Her interests in anthropology, archaeology and geographic information science have continued to serve as her driving force, leading her to pursue a research apprenticeship through the School of Evolution and Social Change. Through the apprenticeship, she assisted with archaeological research on ceramics, digitizing profiles of ceramic vessels from archival materials and cross-referencing data from multiple excavation sites to create a user-friendly ceramics database.

“It taught me so much about the research process,” she said. “I never expected to be able to have those types of interactions as an online student, and I’m incredibly grateful for the experience.”

In recognition of her steadfast commitment to academic excellence, Harvey was selected as The College of Liberal Arts and Sciences spring 2022 Dean’s Medalist for the School of Geographical Sciences and Urban Planning.

This spring, she will graduate from The College with dual bachelor’s degrees in anthropology and geographic information science, with a minor in art history. Here, she shares more about her experiences at ASU and what’s next for her.

Question: Which professor taught you the most important lesson while at ASU?

Answer: I’m incredibly thankful to all of my professors because every one of them had an impact on where I am today. But perhaps the most important lesson was taught to me by Andrew Trgovac in my GISgeographic information science Pro-Seminar class, where I learned that sometimes your research isn’t going to go exactly as planned, and that’s okay as long as you take something away from the experience and learn how to approach things differently the next time. When you’re just plugging away at coursework sometimes you can feel like the only goal is to produce the correct answer, but there’s so much more involved in the process and you’ll learn even more by taking chances and being curious.

Q: Did you encounter any challenges? If so, how have you overcome them?

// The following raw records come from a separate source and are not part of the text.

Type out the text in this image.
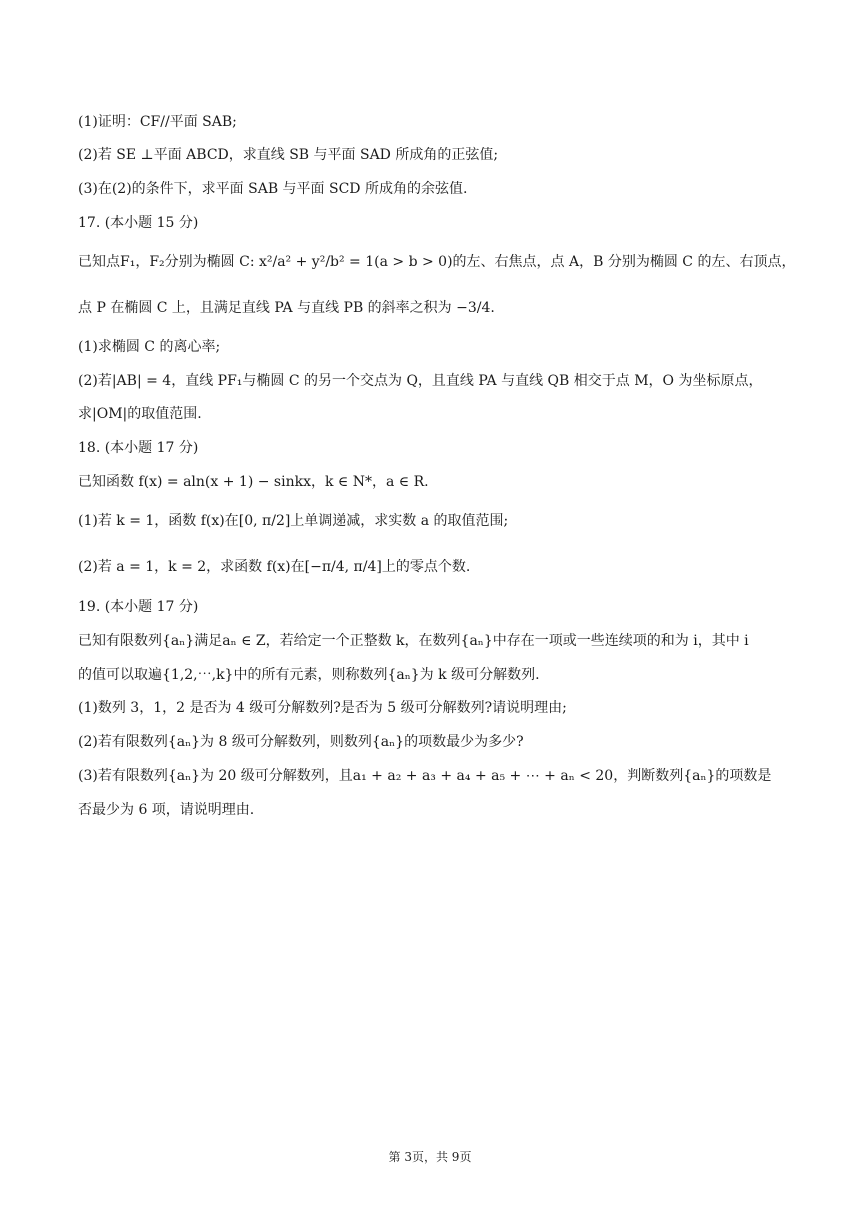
(1)证明：CF//平面 SAB;
(2)若 SE ⊥平面 ABCD，求直线 SB 与平面 SAD 所成角的正弦值;
(3)在(2)的条件下，求平面 SAB 与平面 SCD 所成角的余弦值.
17. (本小题 15 分)
已知点F₁，F₂分别为椭圆 C: x²/a² + y²/b² = 1(a > b > 0)的左、右焦点，点 A，B 分别为椭圆 C 的左、右顶点，
点 P 在椭圆 C 上，且满足直线 PA 与直线 PB 的斜率之积为 −3/4.
(1)求椭圆 C 的离心率;
(2)若|AB| = 4，直线 PF₁与椭圆 C 的另一个交点为 Q，且直线 PA 与直线 QB 相交于点 M，O 为坐标原点，
求|OM|的取值范围.
18. (本小题 17 分)
已知函数 f(x) = aln(x + 1) − sinkx，k ∈ N*，a ∈ R.
(1)若 k = 1，函数 f(x)在[0, π/2]上单调递减，求实数 a 的取值范围;
(2)若 a = 1，k = 2，求函数 f(x)在[−π/4, π/4]上的零点个数.
19. (本小题 17 分)
已知有限数列{aₙ}满足aₙ ∈ Z，若给定一个正整数 k，在数列{aₙ}中存在一项或一些连续项的和为 i，其中 i
的值可以取遍{1,2,⋯,k}中的所有元素，则称数列{aₙ}为 k 级可分解数列.
(1)数列 3，1，2 是否为 4 级可分解数列?是否为 5 级可分解数列?请说明理由;
(2)若有限数列{aₙ}为 8 级可分解数列，则数列{aₙ}的项数最少为多少?
(3)若有限数列{aₙ}为 20 级可分解数列，且a₁ + a₂ + a₃ + a₄ + a₅ + ⋯ + aₙ < 20，判断数列{aₙ}的项数是
否最少为 6 项，请说明理由.
第 3页，共 9页
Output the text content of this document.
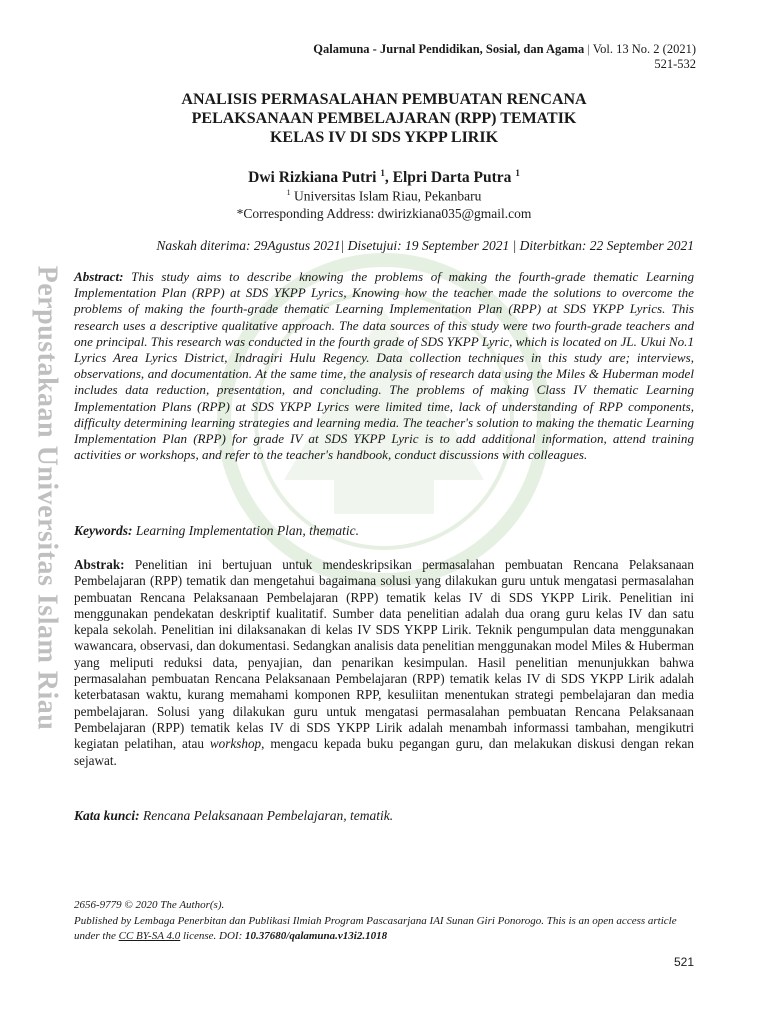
Perpustakaan Universitas Islam Riau
Qalamuna - Jurnal Pendidikan, Sosial, dan Agama | Vol. 13 No. 2 (2021)
521-532
ANALISIS PERMASALAHAN PEMBUATAN RENCANA
PELAKSANAAN PEMBELAJARAN (RPP) TEMATIK
KELAS IV DI SDS YKPP LIRIK
Dwi Rizkiana Putri $^1$, Elpri Darta Putra $^1$
$^1$ Universitas Islam Riau, Pekanbaru
*Corresponding Address: dwirizkiana035@gmail.com
Naskah diterima: 29Agustus 2021| Disetujui: 19 September 2021 | Diterbitkan: 22 September 2021
Abstract: This study aims to describe knowing the problems of making the fourth-grade thematic Learning Implementation Plan (RPP) at SDS YKPP Lyrics, Knowing how the teacher made the solutions to overcome the problems of making the fourth-grade thematic Learning Implementation Plan (RPP) at SDS YKPP Lyrics. This research uses a descriptive qualitative approach. The data sources of this study were two fourth-grade teachers and one principal. This research was conducted in the fourth grade of SDS YKPP Lyric, which is located on JL. Ukui No.1 Lyrics Area Lyrics District, Indragiri Hulu Regency. Data collection techniques in this study are; interviews, observations, and documentation. At the same time, the analysis of research data using the Miles & Huberman model includes data reduction, presentation, and concluding. The problems of making Class IV thematic Learning Implementation Plans (RPP) at SDS YKPP Lyrics were limited time, lack of understanding of RPP components, difficulty determining learning strategies and learning media. The teacher's solution to making the thematic Learning Implementation Plan (RPP) for grade IV at SDS YKPP Lyric is to add additional information, attend training activities or workshops, and refer to the teacher's handbook, conduct discussions with colleagues.
Keywords: Learning Implementation Plan, thematic.
Abstrak: Penelitian ini bertujuan untuk mendeskripsikan permasalahan pembuatan Rencana Pelaksanaan Pembelajaran (RPP) tematik dan mengetahui bagaimana solusi yang dilakukan guru untuk mengatasi permasalahan pembuatan Rencana Pelaksanaan Pembelajaran (RPP) tematik kelas IV di SDS YKPP Lirik. Penelitian ini menggunakan pendekatan deskriptif kualitatif. Sumber data penelitian adalah dua orang guru kelas IV dan satu kepala sekolah. Penelitian ini dilaksanakan di kelas IV SDS YKPP Lirik. Teknik pengumpulan data menggunakan wawancara, observasi, dan dokumentasi. Sedangkan analisis data penelitian menggunakan model Miles & Huberman yang meliputi reduksi data, penyajian, dan penarikan kesimpulan. Hasil penelitian menunjukkan bahwa permasalahan pembuatan Rencana Pelaksanaan Pembelajaran (RPP) tematik kelas IV di SDS YKPP Lirik adalah keterbatasan waktu, kurang memahami komponen RPP, kesuliitan menentukan strategi pembelajaran dan media pembelajaran. Solusi yang dilakukan guru untuk mengatasi permasalahan pembuatan Rencana Pelaksanaan Pembelajaran (RPP) tematik kelas IV di SDS YKPP Lirik adalah menambah informassi tambahan, mengikutri kegiatan pelatihan, atau workshop, mengacu kepada buku pegangan guru, dan melakukan diskusi dengan rekan sejawat.
Kata kunci: Rencana Pelaksanaan Pembelajaran, tematik.
2656-9779 © 2020 The Author(s).
Published by Lembaga Penerbitan dan Publikasi Ilmiah Program Pascasarjana IAI Sunan Giri Ponorogo. This is an open access article under the CC BY-SA 4.0 license. DOI: 10.37680/qalamuna.v13i2.1018
521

A: I’m fortunate to have not faced any major challenges during my time at ASU. In the beginning I sometimes found it challenging to manage my time between school and working full time as a shift supervisor at Starbucks, but eventually I found a schedule that worked best for me by working early opening shifts and dedicating my afternoons to school. 

Q: What’s the best piece of advice you’d give to those still in school?

A: Take advantage of opportunities to engage with faculty and other students outside of class, especially as an online student. Joining a club, attending lectures and events hosted by various colleges, which are often accessible virtually now, or even just attending office hours will go a long way to helping you feel more connected. I know it’s not always easy; I would often feel anxious about attending events or speaking with professors, but if you’re able to safely go a little outside your comfort zone the experiences are almost always worth the effort.

Q: What are your plans after graduation?

A: After graduation I plan to take a year to gain some work experience in GIS and cultural resource management before pursuing a master’s degree in digital archaeology.

Q: What do you hope to accomplish in 10 years?

A: I’m not a traditional student, having taken an extended break from college, so at one point just finishing this degree would have felt like accomplishment enough. But now that I’m actually done, I’m excited about what comes next. In 10 years, I hope to have my master’s degree and to have carved out a place for myself in the field of archaeology where I can support research efforts with my GIS skillset. I also hope to become involved in digital archiving and preservation efforts, because the most important part about uncovering the history of our species is ensuring that the knowledge survives for future generations as well.